I love my wife but she's not the high-school sweetheart I married - she's gone from slim, active, fun-loving and sexy, to overweight, exhausted, and uninterested in sex.
I'm not a jerk. I realize that three kids, all born 18 months apart, changed her life. But they're all in school and she won't even consider going to work. She says she's out of touch with the work world, and hasn't the right wardrobe or attitude for it.
So how come if she's home all day while I'm the one working long hours, she can't get rested and enthused for our sex life? Even when it happens, it's always hurry-up, so she can fall asleep.
She's tried countless diets, gives up and gains back more weight, then gets depressed and avoids me in bed even more. I'm so fed up I'm thinking of going elsewhere for sex!
Frustrated and Restless
Okay you're not a jerk, and - understandably - you're VERY frustrated; you're also hurt, feeling neglected, and throwing up your hands in response. Ironically, it's similar to your wife giving up on her self-image, which is what affects her feelings about sex.
You were a hot team in high school, but married life and raising kids have chilled your joint ability for teamwork and problem solving.
Sex isn't the main issue, though it's how she pushes you away, and how you assess your life with her. It's the symptom. The overriding problem is that you two have gone separate ways while under the same roof.
Your wife has ALSO lost the girl she was, but hasn't found the woman she wants to be. Help her the best you can. Instead of urging more sex, urge more togetherness, more time together doing things outside the house, with and without the kids.
Go to a nutritionist together, and learn to re-direct how the family shops and eats; bring exercise into your family schedule - anything from regular walks, to tossing a ball at a park, to a family gym membership.
As you show your wife more attention, she'll respond with increased confidence. That may be enough to spark greater intimacy, more and better sex, more self-care on her part. If you still need a boost to keep it going, try going for couples' counseling together, with positive intent.

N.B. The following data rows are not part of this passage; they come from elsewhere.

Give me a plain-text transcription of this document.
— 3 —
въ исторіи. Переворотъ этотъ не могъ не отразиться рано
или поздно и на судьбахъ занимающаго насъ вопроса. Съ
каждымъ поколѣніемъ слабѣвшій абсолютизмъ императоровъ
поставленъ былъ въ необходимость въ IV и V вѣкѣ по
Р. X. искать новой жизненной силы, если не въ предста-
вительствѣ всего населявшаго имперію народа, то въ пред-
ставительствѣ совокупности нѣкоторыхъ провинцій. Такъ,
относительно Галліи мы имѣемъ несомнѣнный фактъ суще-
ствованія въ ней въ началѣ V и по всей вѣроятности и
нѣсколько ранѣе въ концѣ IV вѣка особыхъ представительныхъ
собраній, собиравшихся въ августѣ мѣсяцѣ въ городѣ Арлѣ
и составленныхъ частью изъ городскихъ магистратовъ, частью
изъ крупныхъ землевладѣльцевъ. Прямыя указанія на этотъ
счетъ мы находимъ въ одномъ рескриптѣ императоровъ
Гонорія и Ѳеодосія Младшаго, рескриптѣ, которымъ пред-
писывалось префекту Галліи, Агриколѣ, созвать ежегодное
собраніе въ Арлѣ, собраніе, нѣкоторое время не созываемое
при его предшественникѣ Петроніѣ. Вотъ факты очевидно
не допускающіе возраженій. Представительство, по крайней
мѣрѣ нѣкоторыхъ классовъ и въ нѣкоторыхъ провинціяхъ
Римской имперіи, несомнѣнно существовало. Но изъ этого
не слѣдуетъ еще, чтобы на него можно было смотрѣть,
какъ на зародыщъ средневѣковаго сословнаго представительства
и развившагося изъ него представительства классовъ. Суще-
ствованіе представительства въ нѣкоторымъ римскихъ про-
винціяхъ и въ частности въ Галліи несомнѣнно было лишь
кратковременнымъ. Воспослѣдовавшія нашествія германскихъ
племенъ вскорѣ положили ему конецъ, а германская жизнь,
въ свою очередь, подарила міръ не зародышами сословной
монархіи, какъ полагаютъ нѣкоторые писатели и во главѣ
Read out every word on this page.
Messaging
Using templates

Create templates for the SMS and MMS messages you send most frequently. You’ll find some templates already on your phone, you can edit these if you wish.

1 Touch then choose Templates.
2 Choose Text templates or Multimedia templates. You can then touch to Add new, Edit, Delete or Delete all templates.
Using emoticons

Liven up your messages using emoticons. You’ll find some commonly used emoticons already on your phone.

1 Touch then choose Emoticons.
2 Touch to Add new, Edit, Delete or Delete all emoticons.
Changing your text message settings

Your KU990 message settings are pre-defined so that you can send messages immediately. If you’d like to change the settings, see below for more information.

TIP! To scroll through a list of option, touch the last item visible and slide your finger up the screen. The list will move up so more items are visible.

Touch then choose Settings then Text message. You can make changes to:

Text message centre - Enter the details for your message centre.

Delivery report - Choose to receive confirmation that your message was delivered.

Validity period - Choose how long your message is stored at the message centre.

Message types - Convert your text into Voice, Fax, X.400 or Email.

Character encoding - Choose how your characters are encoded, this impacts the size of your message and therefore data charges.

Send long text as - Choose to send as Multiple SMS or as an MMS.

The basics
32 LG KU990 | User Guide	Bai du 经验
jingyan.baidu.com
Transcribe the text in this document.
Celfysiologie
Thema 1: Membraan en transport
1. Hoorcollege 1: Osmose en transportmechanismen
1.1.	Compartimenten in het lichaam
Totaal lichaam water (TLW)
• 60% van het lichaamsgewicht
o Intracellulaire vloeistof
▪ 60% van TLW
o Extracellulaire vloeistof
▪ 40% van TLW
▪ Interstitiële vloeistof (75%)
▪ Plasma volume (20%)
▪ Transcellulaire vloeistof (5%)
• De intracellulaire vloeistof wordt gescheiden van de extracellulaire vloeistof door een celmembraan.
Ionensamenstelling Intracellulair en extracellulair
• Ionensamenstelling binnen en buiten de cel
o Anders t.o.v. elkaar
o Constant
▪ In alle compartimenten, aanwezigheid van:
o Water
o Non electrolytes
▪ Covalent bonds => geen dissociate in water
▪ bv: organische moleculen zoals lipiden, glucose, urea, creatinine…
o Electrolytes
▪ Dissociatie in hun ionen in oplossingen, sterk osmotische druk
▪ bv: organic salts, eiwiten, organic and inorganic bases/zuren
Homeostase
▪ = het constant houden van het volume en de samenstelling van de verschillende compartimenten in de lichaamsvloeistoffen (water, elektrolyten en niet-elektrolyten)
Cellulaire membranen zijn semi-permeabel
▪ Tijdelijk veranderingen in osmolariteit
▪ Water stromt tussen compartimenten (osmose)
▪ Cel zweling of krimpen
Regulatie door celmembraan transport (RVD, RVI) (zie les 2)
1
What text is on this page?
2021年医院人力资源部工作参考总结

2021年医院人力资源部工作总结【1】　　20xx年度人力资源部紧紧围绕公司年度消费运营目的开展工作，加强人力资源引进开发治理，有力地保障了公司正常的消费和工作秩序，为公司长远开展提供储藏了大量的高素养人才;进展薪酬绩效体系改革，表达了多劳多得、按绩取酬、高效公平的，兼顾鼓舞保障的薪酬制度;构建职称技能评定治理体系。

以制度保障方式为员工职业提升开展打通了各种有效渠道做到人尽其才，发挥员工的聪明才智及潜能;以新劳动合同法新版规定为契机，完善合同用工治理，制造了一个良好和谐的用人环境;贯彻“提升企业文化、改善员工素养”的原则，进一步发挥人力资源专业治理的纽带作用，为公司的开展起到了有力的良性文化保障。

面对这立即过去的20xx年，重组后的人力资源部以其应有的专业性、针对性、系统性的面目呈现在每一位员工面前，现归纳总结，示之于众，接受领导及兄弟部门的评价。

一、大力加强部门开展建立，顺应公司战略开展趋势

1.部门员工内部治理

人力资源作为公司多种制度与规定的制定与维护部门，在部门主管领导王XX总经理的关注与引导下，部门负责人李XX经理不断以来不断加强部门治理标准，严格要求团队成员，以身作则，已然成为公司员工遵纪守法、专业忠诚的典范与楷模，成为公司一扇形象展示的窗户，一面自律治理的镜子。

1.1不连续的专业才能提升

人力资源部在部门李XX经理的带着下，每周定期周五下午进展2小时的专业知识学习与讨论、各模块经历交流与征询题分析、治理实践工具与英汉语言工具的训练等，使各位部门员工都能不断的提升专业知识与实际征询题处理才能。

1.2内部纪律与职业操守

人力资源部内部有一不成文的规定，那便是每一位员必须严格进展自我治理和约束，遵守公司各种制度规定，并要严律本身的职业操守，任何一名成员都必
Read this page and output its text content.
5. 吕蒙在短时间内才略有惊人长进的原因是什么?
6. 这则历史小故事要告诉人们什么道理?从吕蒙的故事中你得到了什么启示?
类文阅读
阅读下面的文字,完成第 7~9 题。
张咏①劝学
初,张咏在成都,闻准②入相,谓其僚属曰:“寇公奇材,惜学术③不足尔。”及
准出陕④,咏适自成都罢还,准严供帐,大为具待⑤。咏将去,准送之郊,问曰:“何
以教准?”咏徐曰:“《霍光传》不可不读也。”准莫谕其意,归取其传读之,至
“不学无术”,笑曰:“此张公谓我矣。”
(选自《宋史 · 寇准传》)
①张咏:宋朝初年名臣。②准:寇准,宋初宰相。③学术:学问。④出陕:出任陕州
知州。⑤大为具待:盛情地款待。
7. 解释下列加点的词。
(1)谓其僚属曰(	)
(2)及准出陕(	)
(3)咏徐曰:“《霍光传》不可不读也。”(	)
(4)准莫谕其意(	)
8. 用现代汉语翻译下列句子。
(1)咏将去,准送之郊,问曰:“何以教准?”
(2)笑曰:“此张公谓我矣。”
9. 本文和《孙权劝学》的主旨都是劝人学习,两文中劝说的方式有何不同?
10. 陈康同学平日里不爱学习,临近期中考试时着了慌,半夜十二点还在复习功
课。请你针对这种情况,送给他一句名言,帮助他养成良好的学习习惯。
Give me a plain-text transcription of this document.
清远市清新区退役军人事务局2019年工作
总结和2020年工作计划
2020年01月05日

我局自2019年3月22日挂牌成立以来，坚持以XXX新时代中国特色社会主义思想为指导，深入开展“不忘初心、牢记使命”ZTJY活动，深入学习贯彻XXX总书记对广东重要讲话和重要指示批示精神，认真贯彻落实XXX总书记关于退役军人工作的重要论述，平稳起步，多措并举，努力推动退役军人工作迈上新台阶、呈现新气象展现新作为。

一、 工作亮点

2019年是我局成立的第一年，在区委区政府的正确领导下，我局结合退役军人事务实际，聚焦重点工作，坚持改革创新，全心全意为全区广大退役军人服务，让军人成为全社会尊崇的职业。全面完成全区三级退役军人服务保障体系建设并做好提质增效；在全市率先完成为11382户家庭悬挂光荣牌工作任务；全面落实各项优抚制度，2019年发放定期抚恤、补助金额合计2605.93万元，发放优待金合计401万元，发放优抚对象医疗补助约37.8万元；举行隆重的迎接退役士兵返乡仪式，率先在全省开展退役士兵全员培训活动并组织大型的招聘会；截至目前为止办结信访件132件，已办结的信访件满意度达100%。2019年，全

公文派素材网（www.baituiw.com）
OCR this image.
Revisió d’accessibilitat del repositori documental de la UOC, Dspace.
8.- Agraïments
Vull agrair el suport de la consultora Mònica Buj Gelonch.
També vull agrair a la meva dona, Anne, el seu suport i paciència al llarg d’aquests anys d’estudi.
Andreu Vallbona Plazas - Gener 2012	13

I'd been a manager for a life insurance company then got unexpectedly terminated. Within days I suffered physical pains and my physician diagnosed depression. He prescribed medication and referred me to a psychologist.
Weeks later, I submitted my disability claim; two months later it was reviewed. They retroactively approved my short-term claim but I was no longer eligible due to the delay.
However, I could now apply for long-term benefits. I re-submitted my application along with physician and psychologist reports. I was informed I'd be sent for assessment by the company's "independent" psychiatrist.
It looks like "my own" insurance company's stalling to avoid paying.
Upset
Don't let the process add to your pain. Unfortunately, it's not unusual for insurance companies to take time dealing with mountains of claims, and seek confirmation of medical reports.
What's truly miserable is the effect these delays can have on people already ill and worried about finances. I strongly advise you to protect your emotional health by getting someone trusted (family, friend, insurance broker) to diligently spearhead this claim for you, and to investigate all available ways to lodge any complaints.
I work in New York for a Paris-based company; on a flight to a home-office meeting, I met a divorced French lawyer and we hit it off. During six months of glamorous jet set and long-distance dating, we fell in love. Now he wants me to live with him in his home (a small city, not close to Paris) to decide if we'll marry.
He won't move here, as his two school-age children live in his city. I'd be giving up a great job, and taking on a completely different lifestyle. Do you think the risks are too great?
Confused
There are risks in all relationships, but when big changes are involved from the start, the feelings should be strong and sure on both sides. Take time. Ask your boss for a leave of absence for awhile or use all your vacation time "trying out" your adjustment to both the locale, and to your role as future step-Mom.
Tip of the day:
Avoiding sex is often a symptom of lost self-love, rather than lost romantic love.